A sneak peak at the first SWOT hydrology products

SWOT, the Surface Water and Ocean Topography mission was successfully launched more than a year ago (Dec 16, 2022). Hydrologists are eagerly awaiting the release of SWOT products, which will allow them to study for the first time the water levels variations of more than a million lakes and rivers around the globe!

A first batch of products from the SWOT mission has been released by NASA and CNES. As explained in the release note, these SWOT products are « at a very early stage, with known limitations ». The hydrology products span only two weeks in April 2023.  However, I could not resist to have a look at the data… Hence I downloaded some level 2 hydrology products via the CNES Hydroweb.next portal (https://hydroweb.next.theia-land.fr). The datasets are distributed as shapefile and convenient to use. The Level 2 High Rate River Single Pass Vector Product provides river data – including water surface elevation of the river. Here is an example of the surface water elevation of the Oranje river in southern Africa.

Water surface elevation of the Oranje river on April 07, 2023 from SWOT

It is quite amazing to be able to map a river’s elevation profile from satellite measurements. Such data is key to estimate the river discharge [Durand et al] and therefore should enable us to make considerable progress in our understanding of the terrestrial water cycle. SWOT is expected to measure river surface elevation with an accuracy of approximately 10 cm at 100–200 m along-stream resolution [Langhorst et al.]. Several teams are already working to evaluate the actual accuracy depending on the river morphology.

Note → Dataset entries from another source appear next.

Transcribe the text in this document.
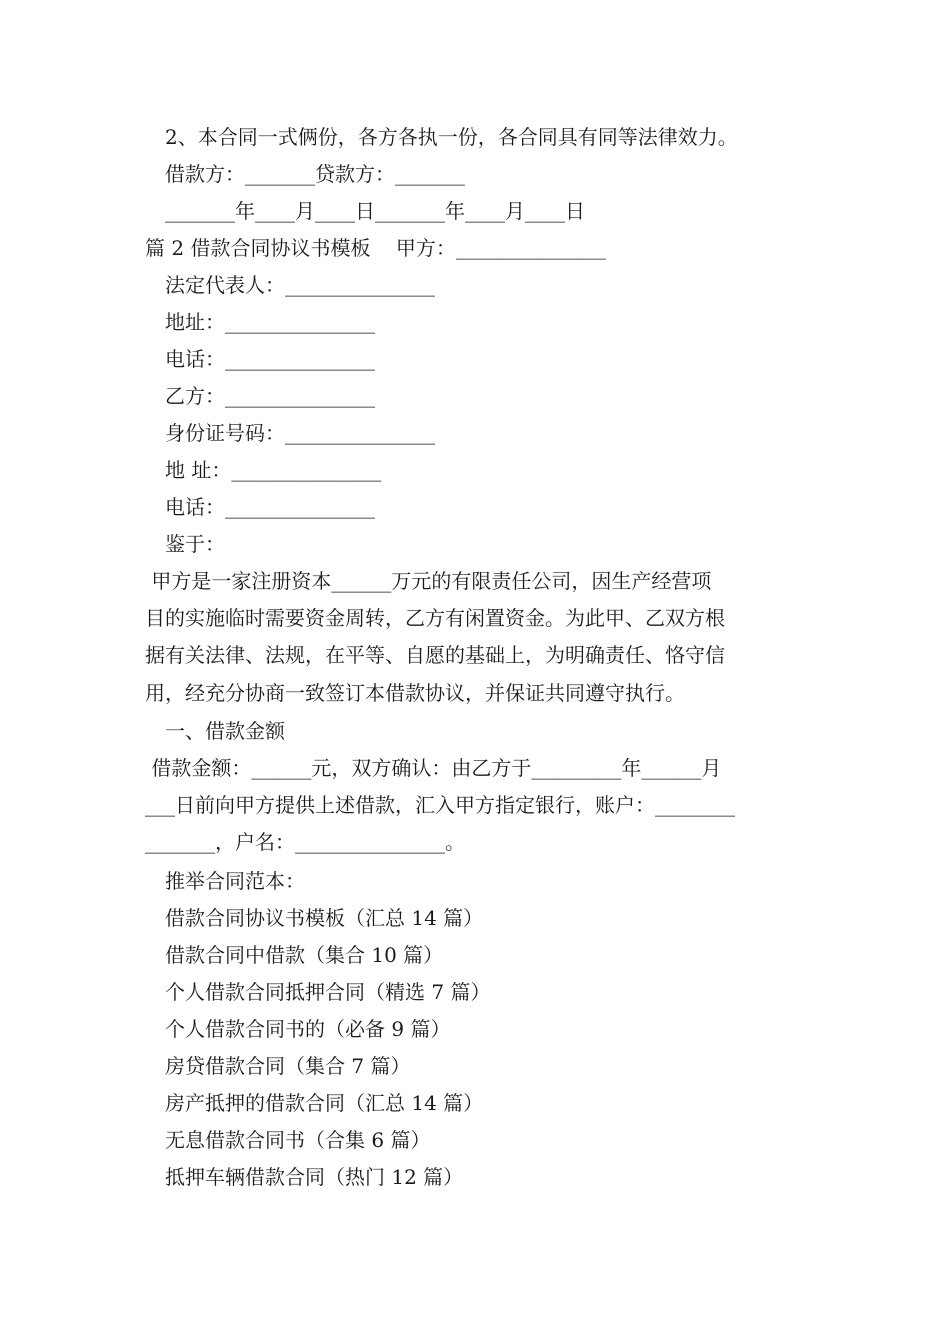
2、本合同一式俩份，各方各执一份，各合同具有同等法律效力。
借款方：_______贷款方：_______
_______年____月____日_______年____月____日
篇 2 借款合同协议书模板    甲方：_______________
法定代表人：_______________
地址：_______________
电话：_______________
乙方：_______________
身份证号码：_______________
地 址：_______________
电话：_______________
鉴于：
甲方是一家注册资本______万元的有限责任公司，因生产经营项
目的实施临时需要资金周转，乙方有闲置资金。为此甲、乙双方根
据有关法律、法规，在平等、自愿的基础上，为明确责任、恪守信
用，经充分协商一致签订本借款协议，并保证共同遵守执行。
一、借款金额
借款金额：______元，双方确认：由乙方于_________年______月
___日前向甲方提供上述借款，汇入甲方指定银行，账户：________
_______，户名：_______________。
推举合同范本：
借款合同协议书模板（汇总 14 篇）
借款合同中借款（集合 10 篇）
个人借款合同抵押合同（精选 7 篇）
个人借款合同书的（必备 9 篇）
房贷借款合同（集合 7 篇）
房产抵押的借款合同（汇总 14 篇）
无息借款合同书（合集 6 篇）
抵押车辆借款合同（热门 12 篇）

Similarly, the High Rate Lake Single Pass Vector Product provides the surface elevation of lakes. To begin with, I picked four artificial lakes in northern India near Varanasi (Benares). In this case, the lake polygons match well the water surfaces that can be seen in a Sentinel-2 image acquired four days earlier.

Selected lakes in northern India. Background image is a Sentinel-2 false color image captured on 2023 April 05. White lines indicate the lake polygons provided in the SWOT lake product of 2023 April 09.

In SWOT products, each lake has an ID. A lake’s attributes including its mean water surface elevation (wse) and uncertainty (wse_u) can be retrieved in a terminal using ogrinfo from a level 2 file:

file="SWOT_L2_HR_LakeSP_(...).zip"
id="4520103033" # lake ID
ogrinfo /vsizip/$file -nomd -al -geom=NO -where "lake_id='${id}'"

This is the output from all available preliminary SWOT products at these four Indian reservoirs.

The top panel corresponds to the largest lake (Pipari dam): the data indicate that the water level dropped by 2 meters between April 21 and April 26 (from 168.5  to 166.5 m). This agrees well with the time series of Sentinel-2 images below, which show a reduction of the surface water area from April 20 to May 05 after a period of constant lake area.

 

I am a bit more familiar with lakes in the French Pyrenees. There are many cases where SWOT lake polygons (red polygons in the map below) are off the actual lake position, both in the « obs » and « prior » products. Be careful if you use SWOT data in mountain regions!

Some lakes in the north of the map (Bassiès) are correctly geolocated, especially this one (Etang Majeur de Bassiès, 21 hectares):
Here, we see a quick increase of the water level after April 21, which is consistent with the snowmelt that happened over the same period as shown below from Sentinel-2 imagery.

Below is another example in western France near Pressac, where there are many small lakes and ponds. From the SWOT product, I selected 23 lakes with areas ranging from 3 to 19 hectares, all well located.

All lakes follow the same decreasing trend. This may reflect the evolution of the regional water table but a 2 meters drop in two weeks only? Its seems really big for natural lakes.
In conclusion, it is really exciting to have access to some SWOT products – even preliminary. Hydrology products are easy to obtain and to work with. This first release has indeed some limitations in lake geolocation but NASA and CNES engineers are probably working hard to improve the data. I look forward to the next release!